Finally a mainstream article (in the NY Times, no less) redefines the misunderstood notion of rationing and healthcare reform.
David Leonhardt's timely and important article deconstructs (I love that word; here's one definition of it: textual analysis that can reveal hidden ideological assumptions) rationing. Here is a definition of rationing: the controlled distribution of resources and scarce goods or services.
Most Americans do not feel they get sufficient time and attention from their medical providers. They find the prices of drugs (or even their fractional co-payments) too high. They do not get enough information on wellness and prevention. Hello. Those problems are the result of an unacknowledged system of rationing. And the current rationing system works to prevent doctors conversing together about your medical problems, to prevent doctors reviewing your old medical records, to prevent doctors educating you about wellness. That is because the current system rations those services by failing to pay for them.
Oh, and by the way--don't you dare come down with an illness that cannot be successfully treated with a drug or operation, because other forms of treatment are highly rationed in the current system.
Most Americans put up with long waits for care, too-short visits, too many tests and not enough face time, because they have been led to believe they have the best healthcare system in the world. If best is costliest, with the most varied and numerous medical devices, procedures, and specialists, then we do have the best system. But if best is measured by outcomes, then we aren't doing very well.

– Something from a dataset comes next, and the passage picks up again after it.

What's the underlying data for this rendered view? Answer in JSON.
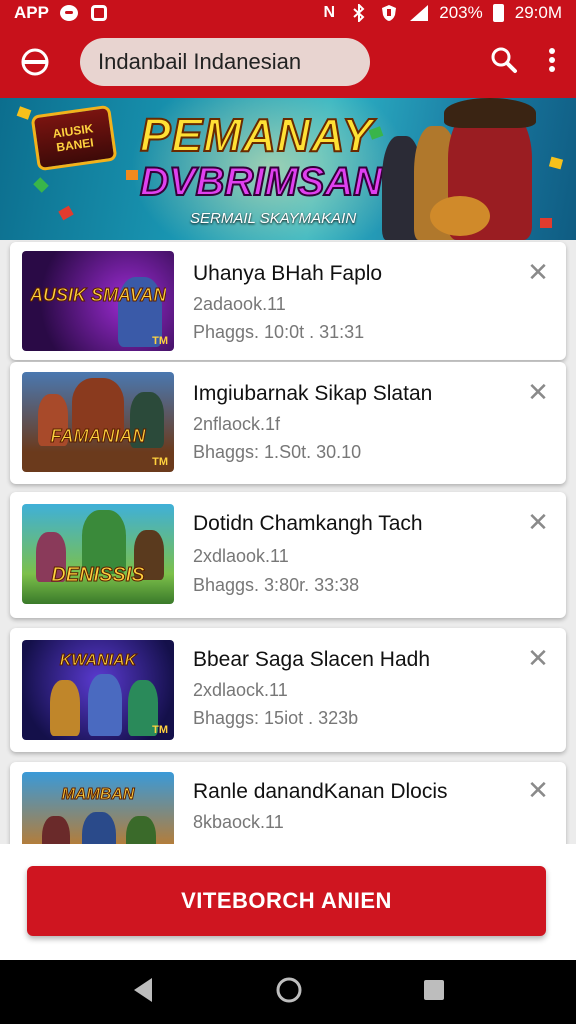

What we really need is rational rationing. Not decided by medicare bureaucrats or by default, but by the stakeholders. We have got to get the price of healthcare down, and that will take rationing. Let's do it in ways that enhance health, longevity and safety. (I could name hundreds of ways to save that would yield better results.) Hello.
Anyway, Leonhardt makes these points so much better than I can. Read his short piece. Uwe Reinhardt discusses the misunderstood concept of healthcare rationing in another excellent article.